Euro-Krise: Wulff kritisiert EZB scharf

Der Bundespräsident hält Maßnahmen der Währungshüter für rechtlich bedenklich. Und kritisiert Eurobonds indirekt als "falsch verstandene Solidarität".

Christian Wulff übt ungewöhnlich scharfe Kritik an der EZB. Bild: dapd

BERLIN/FRANKFURT rtr | Bundespräsident Christian Wulff hat die Europäische Zentralbank wegen des Ankaufs von Staatsanleihen ungewöhnlich scharf kritisiert. Die obersten Hüter des Euro gingen über ihr Mandat hinaus, sagte Wulff am Mittwoch auf einer Konferenz von Wirtschaftsnobelpreisträgern in Lindau am Bodensee. "Dies kann auf Dauer nicht gutgehen und kann allenfalls übergangsweise toleriert werden. Auch die Währungshüter müssen schnell zu den vereinbarten Grundsätzen zurückkehren."

Er halte den massiven Aufkauf von Anleihen einzelner Staaten durch die EZB für rechtlich bedenklich, erklärte Wulff weiter. Der Artikel 123 des Vertrages über die Arbeitsweise der Europäischen Union verbiete der EZB den unmittelbaren Erwerb von Schuldtiteln, um die Unabhängigkeit der Notenbank zu sichern. "Dieses Verbot ergibt nur dann Sinn, wenn die Verantwortlichen es nicht durch umfangreiche Aufkäufe am Sekundärmarkt umgehen." Der indirekte Kauf von Staatsanleihen sei im Übrigen noch teurer als der direkte. Wieder verdienten Finanzmarktakteure Provisionen ohne jedes Risiko.

Die EZB hat bislang für rund 110 Milliarden Euro Anleihen von Griechenland, Irland, Portugal, Spanien und Italien gekauft. Das im Mai 2010 gestartete und unlängst wiederbelebte Programm ist höchst umstritten. Kritik kommt vor allem aus Deutschland und insbesondere von der Bundesbank. Deren Ex-Chef Axel Weber hatte sich schon zu Beginn offen gegen die große Mehrheit des EZB-Rats gestellt. Sein Nachfolger Jens Weidmann folgt dieser Linie.

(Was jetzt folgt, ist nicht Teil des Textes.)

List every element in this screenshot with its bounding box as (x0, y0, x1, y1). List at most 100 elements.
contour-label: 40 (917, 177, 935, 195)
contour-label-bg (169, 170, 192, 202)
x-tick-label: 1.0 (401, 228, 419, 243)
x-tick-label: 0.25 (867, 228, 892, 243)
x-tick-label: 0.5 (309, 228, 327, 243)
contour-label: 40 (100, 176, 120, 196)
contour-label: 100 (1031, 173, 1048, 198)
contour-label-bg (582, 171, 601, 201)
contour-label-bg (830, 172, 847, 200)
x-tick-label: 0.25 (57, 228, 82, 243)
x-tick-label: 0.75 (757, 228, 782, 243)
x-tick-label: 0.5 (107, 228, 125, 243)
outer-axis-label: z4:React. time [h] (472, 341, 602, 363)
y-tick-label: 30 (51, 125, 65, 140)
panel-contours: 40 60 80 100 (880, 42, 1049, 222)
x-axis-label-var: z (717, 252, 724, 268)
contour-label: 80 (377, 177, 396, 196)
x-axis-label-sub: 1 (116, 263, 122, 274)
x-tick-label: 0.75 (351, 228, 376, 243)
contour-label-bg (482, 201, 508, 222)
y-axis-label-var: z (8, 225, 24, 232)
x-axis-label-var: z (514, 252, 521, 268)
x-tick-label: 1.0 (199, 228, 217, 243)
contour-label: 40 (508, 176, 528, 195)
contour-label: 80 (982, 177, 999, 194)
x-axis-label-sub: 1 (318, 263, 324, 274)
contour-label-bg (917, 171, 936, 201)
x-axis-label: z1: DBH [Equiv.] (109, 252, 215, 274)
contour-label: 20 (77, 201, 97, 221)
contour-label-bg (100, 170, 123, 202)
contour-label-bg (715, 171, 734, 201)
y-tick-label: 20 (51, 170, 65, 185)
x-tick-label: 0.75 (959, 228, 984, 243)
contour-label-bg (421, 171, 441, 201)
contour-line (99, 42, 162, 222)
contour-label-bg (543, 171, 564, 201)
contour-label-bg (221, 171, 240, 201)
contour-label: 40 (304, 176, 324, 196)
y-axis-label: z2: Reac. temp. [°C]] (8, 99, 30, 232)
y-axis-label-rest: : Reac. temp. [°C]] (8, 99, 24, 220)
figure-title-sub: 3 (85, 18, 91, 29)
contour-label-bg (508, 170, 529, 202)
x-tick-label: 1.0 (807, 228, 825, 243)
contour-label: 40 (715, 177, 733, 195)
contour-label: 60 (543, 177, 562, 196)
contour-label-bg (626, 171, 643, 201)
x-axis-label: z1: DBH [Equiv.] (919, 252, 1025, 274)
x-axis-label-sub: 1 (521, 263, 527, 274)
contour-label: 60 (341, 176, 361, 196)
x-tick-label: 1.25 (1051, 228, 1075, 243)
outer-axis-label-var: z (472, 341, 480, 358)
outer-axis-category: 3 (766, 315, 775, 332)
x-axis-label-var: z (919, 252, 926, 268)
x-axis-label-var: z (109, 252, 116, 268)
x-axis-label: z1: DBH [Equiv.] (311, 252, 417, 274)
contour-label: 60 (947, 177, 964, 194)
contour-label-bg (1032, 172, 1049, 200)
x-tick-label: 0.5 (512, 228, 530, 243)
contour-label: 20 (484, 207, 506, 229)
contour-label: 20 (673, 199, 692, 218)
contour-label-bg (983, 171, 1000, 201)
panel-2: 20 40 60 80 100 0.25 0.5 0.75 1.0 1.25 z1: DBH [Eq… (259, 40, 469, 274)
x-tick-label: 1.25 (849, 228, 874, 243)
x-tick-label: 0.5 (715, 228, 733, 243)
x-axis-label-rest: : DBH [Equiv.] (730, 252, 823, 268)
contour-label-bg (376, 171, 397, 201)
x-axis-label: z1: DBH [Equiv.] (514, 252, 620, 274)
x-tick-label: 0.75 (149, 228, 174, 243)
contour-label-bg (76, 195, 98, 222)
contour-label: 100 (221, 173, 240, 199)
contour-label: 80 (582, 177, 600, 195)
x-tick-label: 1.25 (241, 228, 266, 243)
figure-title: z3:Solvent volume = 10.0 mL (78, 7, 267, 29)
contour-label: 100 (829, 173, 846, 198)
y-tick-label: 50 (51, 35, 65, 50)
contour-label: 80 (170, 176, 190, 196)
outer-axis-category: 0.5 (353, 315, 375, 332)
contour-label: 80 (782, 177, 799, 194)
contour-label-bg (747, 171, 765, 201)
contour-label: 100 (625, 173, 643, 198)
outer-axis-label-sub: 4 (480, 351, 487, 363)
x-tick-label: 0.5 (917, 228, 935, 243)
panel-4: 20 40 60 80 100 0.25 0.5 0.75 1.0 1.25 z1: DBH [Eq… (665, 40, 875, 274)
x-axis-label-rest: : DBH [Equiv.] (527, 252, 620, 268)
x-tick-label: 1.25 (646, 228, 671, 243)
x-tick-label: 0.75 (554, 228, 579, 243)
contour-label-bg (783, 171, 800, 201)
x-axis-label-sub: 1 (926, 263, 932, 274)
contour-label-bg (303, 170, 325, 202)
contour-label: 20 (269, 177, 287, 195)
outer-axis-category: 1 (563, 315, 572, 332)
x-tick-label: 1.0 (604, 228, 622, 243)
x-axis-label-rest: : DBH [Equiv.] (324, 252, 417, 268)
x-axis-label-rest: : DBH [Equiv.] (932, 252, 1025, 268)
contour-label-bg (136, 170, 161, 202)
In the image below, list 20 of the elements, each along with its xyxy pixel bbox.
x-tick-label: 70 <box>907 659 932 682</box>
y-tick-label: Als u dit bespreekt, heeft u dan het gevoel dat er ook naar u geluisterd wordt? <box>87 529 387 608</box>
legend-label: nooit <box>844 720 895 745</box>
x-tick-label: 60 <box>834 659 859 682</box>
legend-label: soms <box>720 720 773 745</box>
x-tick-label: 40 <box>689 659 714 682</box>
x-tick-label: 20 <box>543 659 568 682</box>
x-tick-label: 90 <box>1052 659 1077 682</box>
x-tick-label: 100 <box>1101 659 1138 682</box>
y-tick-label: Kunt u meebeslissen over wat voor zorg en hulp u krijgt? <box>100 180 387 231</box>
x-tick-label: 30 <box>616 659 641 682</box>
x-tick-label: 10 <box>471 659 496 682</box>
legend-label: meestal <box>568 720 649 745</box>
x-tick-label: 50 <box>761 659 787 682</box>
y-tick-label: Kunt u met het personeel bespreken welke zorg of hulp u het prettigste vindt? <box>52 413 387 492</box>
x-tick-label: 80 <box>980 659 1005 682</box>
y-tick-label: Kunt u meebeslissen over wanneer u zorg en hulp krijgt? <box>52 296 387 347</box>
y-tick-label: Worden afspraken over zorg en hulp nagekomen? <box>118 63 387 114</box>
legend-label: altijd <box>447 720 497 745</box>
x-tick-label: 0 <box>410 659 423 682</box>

Hart ins Gericht ging Wulff in Lindau auch mit der gesamten Finanzwirtschaft: "Der Finanzsektor muss wieder in eine dienende Rolle zurückfinden und zu einer nachhaltigen globalen Entwicklung beitragen." Starke und gut funktionierende Kapitalmärkte seien dafür notwendig, "Risiken zu beherrschen, anstatt sie zu schaffen". Eines der Grundprinzipien der Marktwirtschaft sei: "Risiko und Haftung gehen Hand in Hand". Wer Risiken eingehe, könne auch scheitern. "Dieses Prinzip muss auch für den Finanzsektor gelten, für kleine Anleger wie für große Finanzinstitute", mahnte das Staatsoberhaupt. Hier müsse Versäumtes dringend nachgeholt werden.

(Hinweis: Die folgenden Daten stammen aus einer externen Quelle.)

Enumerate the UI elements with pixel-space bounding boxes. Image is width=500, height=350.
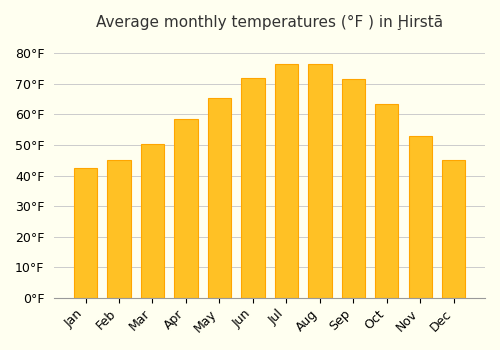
Bar [342,79,365,298]
Bar [208,98,231,298]
Bar [408,136,432,298]
Bar [140,144,164,298]
Bar [74,168,97,298]
Title: Average monthly temperatures (°F ) in Ḩirstā: Average monthly temperatures (°F ) in Ḩi… [96,15,443,30]
Bar [308,64,332,298]
Bar [274,64,298,298]
Bar [241,78,264,298]
Bar [174,119,198,298]
Bar [442,160,466,298]
Bar [375,104,398,298]
Bar [108,160,130,298]
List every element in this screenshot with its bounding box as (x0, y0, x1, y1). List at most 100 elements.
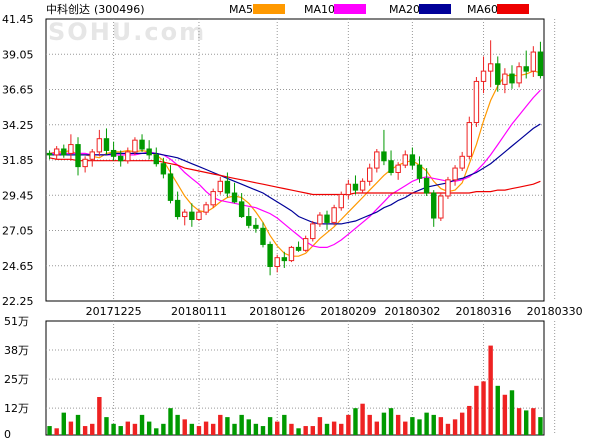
candlestick (189, 203, 195, 227)
candlestick (288, 245, 295, 263)
candle-body (182, 211, 188, 218)
volume-bar (310, 426, 315, 435)
candlestick (267, 241, 273, 276)
volume-bar (360, 403, 365, 435)
volume-bar (189, 423, 195, 435)
volume-bar (452, 419, 458, 435)
candlestick (366, 163, 373, 186)
candlestick (302, 235, 309, 252)
volume-bar (282, 414, 287, 435)
date-tick-label: 20180209 (320, 305, 376, 318)
candlestick (530, 46, 537, 78)
candle-body (160, 163, 167, 175)
candle-body (274, 257, 280, 267)
volume-bar (253, 423, 259, 435)
volume-bar (445, 423, 451, 435)
candle-body (366, 167, 373, 182)
ma-line-ma60 (49, 157, 541, 196)
price-tick-label: 29.45 (2, 189, 34, 202)
volume-bar (346, 414, 351, 435)
candlestick (281, 251, 288, 268)
candlestick (103, 128, 110, 155)
candle-body (537, 51, 544, 77)
candlestick (388, 150, 394, 176)
watermark: SOHU.com (48, 18, 206, 46)
volume-bar (260, 426, 266, 435)
volume-bar (225, 417, 230, 435)
volume-bar (97, 397, 102, 435)
candle-body (196, 211, 202, 220)
candlestick (68, 134, 74, 161)
candlestick (374, 148, 380, 173)
date-tick-label: 20180330 (527, 305, 583, 318)
volume-bar (267, 417, 273, 435)
candle-body (438, 195, 444, 219)
candlestick (516, 62, 522, 88)
legend-swatch-ma10 (334, 4, 366, 14)
candle-body (402, 154, 408, 166)
candlestick (153, 147, 159, 167)
candlestick (224, 172, 231, 198)
candlestick (381, 129, 387, 166)
candle-body (310, 223, 316, 240)
volume-bar (111, 423, 116, 435)
candlestick (459, 151, 465, 172)
volume-bar (125, 421, 131, 435)
volume-bar (502, 394, 508, 435)
volume-bars (47, 345, 543, 435)
candlestick (423, 168, 430, 196)
candlestick (359, 178, 366, 194)
volume-bar (203, 421, 209, 435)
candlestick (473, 77, 480, 127)
candlestick (46, 150, 53, 160)
candlestick (502, 68, 508, 94)
candlestick (75, 137, 81, 176)
candlestick (196, 209, 202, 221)
date-tick-label: 20180316 (456, 305, 512, 318)
candlestick (82, 156, 88, 173)
candlesticks (46, 40, 544, 276)
candlestick (431, 190, 437, 227)
volume-tick-label: 38万 (4, 344, 29, 357)
candle-body (68, 144, 74, 154)
candle-body (466, 122, 473, 157)
volume-y-tick-labels: 51万 38万 25万 12万 0 (4, 315, 29, 440)
candle-body (203, 204, 209, 213)
candlestick (203, 201, 209, 216)
candle-body (473, 80, 480, 124)
candlestick (117, 150, 124, 167)
candle-body (132, 139, 138, 153)
candle-body (338, 194, 344, 209)
candle-body (302, 238, 309, 251)
volume-bar (218, 414, 223, 435)
candlestick (125, 147, 131, 164)
legend-label-ma10: MA10 (304, 3, 335, 16)
volume-bar (210, 423, 216, 435)
candle-body (238, 201, 245, 218)
candle-body (139, 139, 145, 150)
price-tick-label: 36.65 (2, 84, 34, 97)
candlestick (331, 204, 337, 226)
volume-bar (374, 421, 380, 435)
volume-bar (509, 390, 515, 435)
candle-body (224, 180, 231, 194)
date-tick-labels: 20171225 20180111 20180126 20180209 20180302… (86, 305, 583, 318)
price-y-tick-labels: 41.45 39.05 36.65 34.25 31.85 29.45 27.05 24.65… (2, 13, 34, 308)
volume-tick-label: 12万 (4, 402, 29, 415)
volume-bar (367, 414, 372, 435)
candle-body (217, 180, 224, 193)
volume-bar (175, 414, 180, 435)
volume-grid (46, 321, 556, 435)
candle-body (331, 207, 337, 223)
candle-body (324, 214, 330, 223)
candle-body (288, 246, 295, 262)
ma-line-ma10 (49, 89, 541, 248)
candlestick (438, 193, 444, 221)
candlestick (160, 157, 167, 179)
volume-bar (353, 408, 358, 435)
candle-body (89, 151, 95, 160)
candlestick (310, 220, 316, 242)
candlestick (53, 146, 60, 160)
candle-body (409, 154, 416, 166)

Indirekt wandte sich Wulff auch gegen die Einführung so genannter Eurobonds, also gemeinsamer Staatsanleihen aller Euro-Länder. "Solidarität ist wesentlicher Teil der Europäischen Idee. Es ist allerdings ein Missverständnis, Solidarität allein an der Bereitschaft zu messen, andere finanziell zu unterstützen, für sie zu bürgen oder gar mit ihnen gemeinsam Schulden zu machen." Zu viel falsch verstandene Solidarität könne ein großer moralischer Fehler sein, mahnte der Präsident: "Auch der Bürge kann sich unmoralisch verhalten, wenn er die Insolvenz nur hinauszögert."

Gefordert sei hier die Politik, die das Heft des Handels im Interesse der Menschen und der Zukunft der jungen Generation zurückgewinnen müsse, forderte Wulff: "Statt klare Leitplanken zu setzen, lassen sich Regierungen immer mehr von den globalen Finanzmärkten treiben. Immer öfter treffen sie eilig weitreichende Entscheidungen kurz vor Börsenöffnung, anstatt den Gang der Dinge längerfristig zu bestimmen." Die Politik dürfe sich nicht mehr länger "am Nasenring durch die Manege führen lassen, von Banken, von Rating-Agenturen oder sprunghaften Medien. Politik hat Gemeinwohl zu formulieren, auch mit Mut und Kraft im Konflikt mit Einzelinteressen".